Rebuilding futures: Young offenders graduate from Chaderjian’s new construction program
January 25, 2018
From The Record -
As Jonathan Hernandez-Sanchez walked into his graduation ceremony Thursday, he scanned the room for his mother.
He knew his mom, Yvette Sanchez, was somewhere among the dozens of businessmen, dignitaries and correctional officers gathered to watch him and his peers receive their certificates.
It’s an important day, the 20-year-old Hernandez-Sanchez said. Thursday’s graduation means he’s getting a second chance at life.
Hernandez-Sanchez and nine other offenders serving time at N.A. Chaderjian Youth Correctional Facility graduated Thursday from the Pre-Apprentice Construction Labor Program, which is managed by the California Prison Industry Authority, in partnership with the California Department of Corrections and Rehabilitation Division of Juvenile Justice and California trade unions. They are the first graduating class at the Stockton facility at 7650 Newcastle Road.
After the ceremony, Hernandez-Sanchez, a slice of celebratory cake in hand, sat next to his proud mom.
“He only has me and I only have him,” said Sanchez, a single mom who two months ago moved to Sacramento from Los Angeles to be closer to Hernandez-Sanchez. “I need to make sure to be there for him for all of his important moments. I’m very proud to be able to be here with him.”
The Pre-Apprentice Construction Labor program has existed since 2006, but this is the first time it’s been implemented at N.A. Chaderjian, said Charles Pattillo, general manager of CALPIA and chief executive officer of the CALPIA board. It has the lowest recidivism rate of any trade pre-apprenticeship program run by the agency.
“Our program is specifically geared toward giving wards and soon-to-parole individuals the skills that they can use to get into commercial construction labor anywhere in the state of California,” Pattillo said.
During the six-month program, the offenders learn everything from Occupational Safety and Health Administration guidelines to welding, carpentry, ironwork and how to flag.

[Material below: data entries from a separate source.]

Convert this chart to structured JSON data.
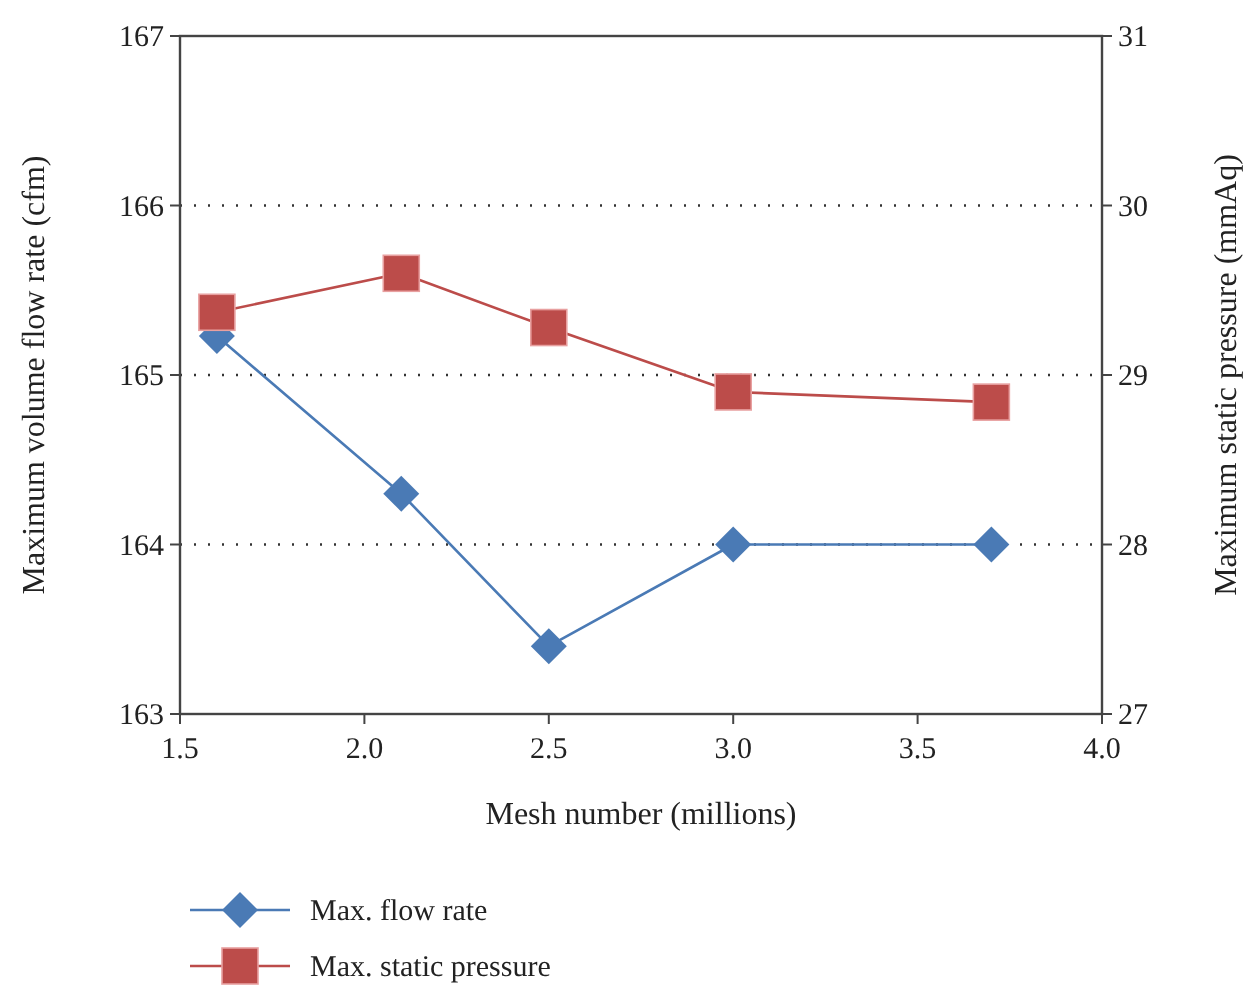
{
  "chart_data": {
    "type": "line",
    "xlabel": "Mesh number (millions)",
    "ylabel": "Maximum volume flow rate (cfm)",
    "y2label": "Maximum static pressure (mmAq)",
    "x": [
      1.6,
      2.1,
      2.5,
      3.0,
      3.7
    ],
    "series": [
      {
        "name": "Max. flow rate",
        "color": "#4a7ab5",
        "marker": "diamond",
        "values": [
          165.23,
          164.3,
          163.4,
          164,
          164
        ]
      },
      {
        "name": "Max. static pressure",
        "color": "#bc4c4a",
        "marker": "square",
        "axis": "y2",
        "values": [
          29.37,
          29.6,
          29.28,
          28.9,
          28.84
        ]
      }
    ],
    "xlim": [
      1.5,
      4.0
    ],
    "xticks": [
      {
        "value": 1.5,
        "label": "1.5"
      },
      {
        "value": 2,
        "label": "2.0"
      },
      {
        "value": 2.5,
        "label": "2.5"
      },
      {
        "value": 3,
        "label": "3.0"
      },
      {
        "value": 3.5,
        "label": "3.5"
      },
      {
        "value": 4,
        "label": "4.0"
      }
    ],
    "ylim": [
      163,
      167
    ],
    "yticks": [
      163,
      164,
      165,
      166,
      167
    ],
    "y2lim": [
      27,
      31
    ],
    "y2ticks": [
      27,
      28,
      29,
      30,
      31
    ],
    "grid": "y",
    "legend": "bottom",
    "line_style": "solid"
  }
}
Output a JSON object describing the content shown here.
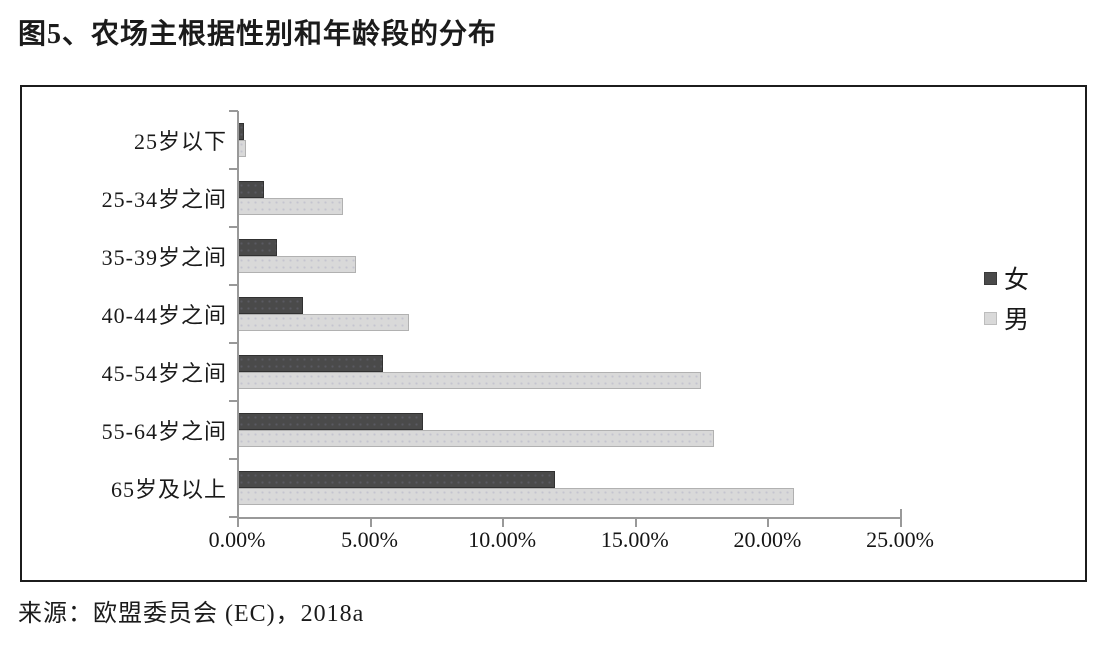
{
  "page": {
    "title": "图5、农场主根据性别和年龄段的分布",
    "source": "来源：欧盟委员会 (EC)，2018a"
  },
  "chart_data": {
    "type": "bar",
    "orientation": "horizontal",
    "title": "图5、农场主根据性别和年龄段的分布",
    "categories": [
      "25岁以下",
      "25-34岁之间",
      "35-39岁之间",
      "40-44岁之间",
      "45-54岁之间",
      "55-64岁之间",
      "65岁及以上"
    ],
    "series": [
      {
        "name": "女",
        "color": "#4a4a4a",
        "values": [
          0.25,
          1.0,
          1.5,
          2.5,
          5.5,
          7.0,
          12.0
        ]
      },
      {
        "name": "男",
        "color": "#d9d9d9",
        "values": [
          0.35,
          4.0,
          4.5,
          6.5,
          17.5,
          18.0,
          21.0
        ]
      }
    ],
    "x_ticks": [
      "0.00%",
      "5.00%",
      "10.00%",
      "15.00%",
      "20.00%",
      "25.00%"
    ],
    "xlim": [
      0,
      25
    ],
    "x_tick_step_pct": 5,
    "unit": "%",
    "legend_position": "right",
    "grid": false,
    "axis_color": "#999999"
  }
}
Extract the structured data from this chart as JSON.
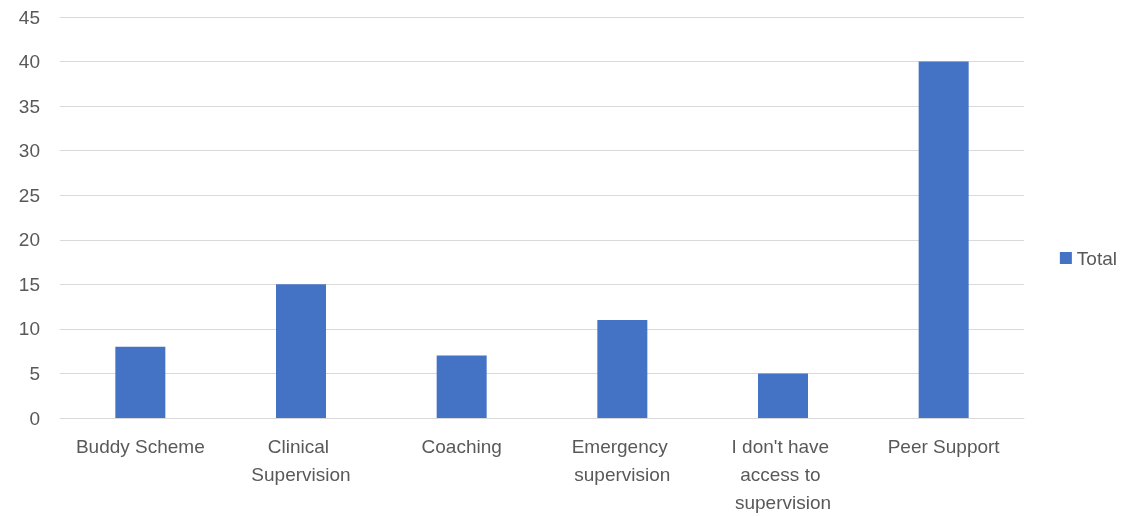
{
  "chart_data": {
    "type": "bar",
    "categories": [
      "Buddy Scheme",
      "Clinical Supervision",
      "Coaching",
      "Emergency supervision",
      "I don't have access to supervision",
      "Peer Support"
    ],
    "series": [
      {
        "name": "Total",
        "color": "#4472c4",
        "values": [
          8,
          15,
          7,
          11,
          5,
          40
        ]
      }
    ],
    "ylim": [
      0,
      45
    ],
    "yticks": [
      0,
      5,
      10,
      15,
      20,
      25,
      30,
      35,
      40,
      45
    ],
    "grid": "y",
    "legend": "right"
  }
}
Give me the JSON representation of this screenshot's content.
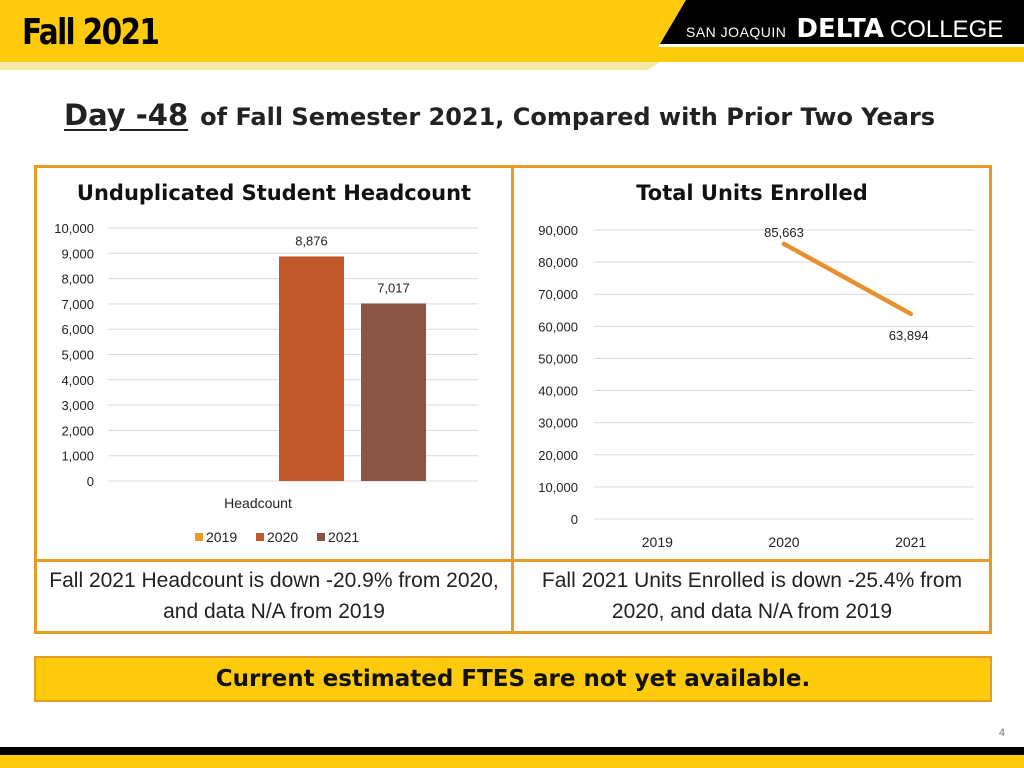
{
  "header": {
    "title": "Fall 2021",
    "brand_prefix": "SAN JOAQUIN",
    "brand_main": "DELTA",
    "brand_suffix": "COLLEGE"
  },
  "subtitle": {
    "day_label": "Day -48",
    "rest": "of Fall Semester 2021, Compared with Prior Two Years"
  },
  "colors": {
    "accent_yellow": "#fdca0c",
    "frame_orange": "#e69b27",
    "series_2019": "#e69b27",
    "series_2020": "#c0582c",
    "series_2021": "#8a5542",
    "units_line": "#e8902e"
  },
  "chart_data": [
    {
      "type": "bar",
      "title": "Unduplicated Student Headcount",
      "categories": [
        "Headcount"
      ],
      "series": [
        {
          "name": "2019",
          "values": [
            null
          ],
          "color": "#e69b27"
        },
        {
          "name": "2020",
          "values": [
            8876
          ],
          "label": "8,876",
          "color": "#c0582c"
        },
        {
          "name": "2021",
          "values": [
            7017
          ],
          "label": "7,017",
          "color": "#8a5542"
        }
      ],
      "ylim": [
        0,
        10000
      ],
      "yticks": [
        0,
        1000,
        2000,
        3000,
        4000,
        5000,
        6000,
        7000,
        8000,
        9000,
        10000
      ],
      "ytick_labels": [
        "0",
        "1,000",
        "2,000",
        "3,000",
        "4,000",
        "5,000",
        "6,000",
        "7,000",
        "8,000",
        "9,000",
        "10,000"
      ],
      "xlabel": "Headcount",
      "legend": "bottom",
      "grid": true
    },
    {
      "type": "line",
      "title": "Total Units Enrolled",
      "categories": [
        "2019",
        "2020",
        "2021"
      ],
      "series": [
        {
          "values": [
            null,
            85663,
            63894
          ],
          "labels": [
            "",
            "85,663",
            "63,894"
          ],
          "color": "#e8902e"
        }
      ],
      "ylim": [
        0,
        90000
      ],
      "yticks": [
        0,
        10000,
        20000,
        30000,
        40000,
        50000,
        60000,
        70000,
        80000,
        90000
      ],
      "ytick_labels": [
        "0",
        "10,000",
        "20,000",
        "30,000",
        "40,000",
        "50,000",
        "60,000",
        "70,000",
        "80,000",
        "90,000"
      ],
      "legend": "none",
      "grid": true
    }
  ],
  "summaries": {
    "headcount": "Fall 2021 Headcount is down -20.9% from 2020, and data N/A from 2019",
    "units": "Fall 2021 Units Enrolled is down -25.4% from 2020, and data N/A from 2019"
  },
  "ftes_notice": "Current estimated FTES are not yet available.",
  "page_number": "4"
}
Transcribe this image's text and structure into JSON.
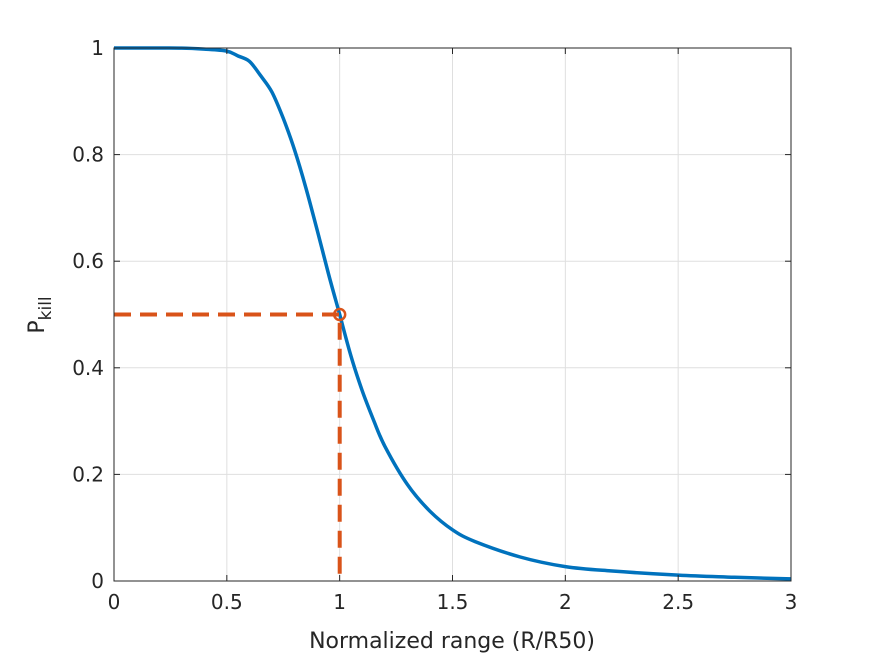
{
  "chart_data": {
    "type": "line",
    "title": "",
    "xlabel": "Normalized range (R/R50)",
    "ylabel": "P",
    "ylabel_subscript": "kill",
    "xlim": [
      0,
      3
    ],
    "ylim": [
      0,
      1
    ],
    "xticks": [
      "0",
      "0.5",
      "1",
      "1.5",
      "2",
      "2.5",
      "3"
    ],
    "yticks": [
      "0",
      "0.2",
      "0.4",
      "0.6",
      "0.8",
      "1"
    ],
    "grid": true,
    "legend": "none",
    "series": [
      {
        "style": "solid",
        "color": "#0072BD",
        "x": [
          0,
          0.1,
          0.2,
          0.3,
          0.4,
          0.5,
          0.55,
          0.6,
          0.65,
          0.7,
          0.75,
          0.8,
          0.85,
          0.9,
          0.95,
          1.0,
          1.05,
          1.1,
          1.15,
          1.2,
          1.3,
          1.4,
          1.5,
          1.6,
          1.8,
          2.0,
          2.2,
          2.5,
          2.75,
          3.0
        ],
        "y": [
          1.0,
          1.0,
          1.0,
          0.9999,
          0.998,
          0.9941,
          0.985,
          0.975,
          0.948,
          0.917,
          0.868,
          0.809,
          0.738,
          0.659,
          0.577,
          0.5,
          0.422,
          0.357,
          0.302,
          0.253,
          0.181,
          0.131,
          0.096,
          0.074,
          0.045,
          0.027,
          0.019,
          0.011,
          0.007,
          0.004
        ]
      },
      {
        "style": "dashed",
        "color": "#D95319",
        "x": [
          0,
          1,
          1
        ],
        "y": [
          0.5,
          0.5,
          0
        ]
      }
    ],
    "markers": [
      {
        "x": 1,
        "y": 0.5,
        "shape": "circle",
        "color": "#D95319"
      }
    ]
  }
}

The rigorous program also had the men digging holes, driving forklifts and laying cement.
“I tried to kill them,” vocational instructor Roy Borgersen said of the immense workload.
Borgersen said he even had the young men toiling away in the rain. The offenders at the time talked back to him and they would get upset, but he said it was important for him to teach them to work hard because the unions don’t want lazy employees.
Borgersen, who himself spent time in correctional facilities and dealt with substance abuse until he turned 21, said Chaderjian is a second-chance program if the young men take advantage of it.
The program costs about $160,000 a year to run, and DJJ makes an additional $1,500 investment once an offender is released, Pattillo said. In comparison, it costs between $100,000 and $200,000 per juvenile offender to keep them incarcerated.
Upon their release, the offenders who complete the program are able to sign up at a union hall in California and have the DJJ cover their union fees for a year, Pattillo said. They will also receive a large set of tools to get them started on the job. Pattillo said California labor unions, some of which were present Thursday, have been extremely supportive of the program and hire the offenders as long as they complete the required work.
Luis Huerta, 18, and Tevaris Stafford, 20, said they were both excited to complete the rigorous program.
It started as just a job to have while in here, said Stafford, but now he thinks about a future in the concrete demolition business. He said he was especially grateful for Borgersen’s guidance and the union members who offered him advice.
Huerta, who’s been incarcerated most of his life, said the program made an immediate impact.
“I was looking forward to going to the penitentiary,” he said matter-of-factly.
Huerta had actually requested he be sent there, but instead, the N.A. Chaderjian staff encouraged him to give the pre-apprentice program a try. Life was going to be about getting out of prison, selling drugs to make fast money and possibly end up back in prison or dead, he said.
“Now that I think about it, I have something positive to look forward to,” he said. “If I stay positive, positive things will come my way so why go negative?
“I’m going to try my best to be successful.”
San Joaquin County Supervisor Tom Patti, who attended Thursday’s event, congratulated Stafford and Huerta on completing the program.
He shook their hands and told them, “Hard work and good choices will go a long way … the future is yours, work hard.”
Programs of this type are essential for these young men, especially for those who take advantage of them, Sanchez said. While she tried to teach her son good from bad, he made a mistake and ended up incarcerated, but as a mother, she said she’s glad people gave her son this opportunity.
“The public needs to understand that everyone, whether juvenile or adult, just about everybody is going to get out of prison eventually and it’s incumbent upon us to make sure these folks don’t come back to prison in any way shape or form,” Pattillo said. “Investing in programs like this is probably the surest way to guarantee they don’t return.”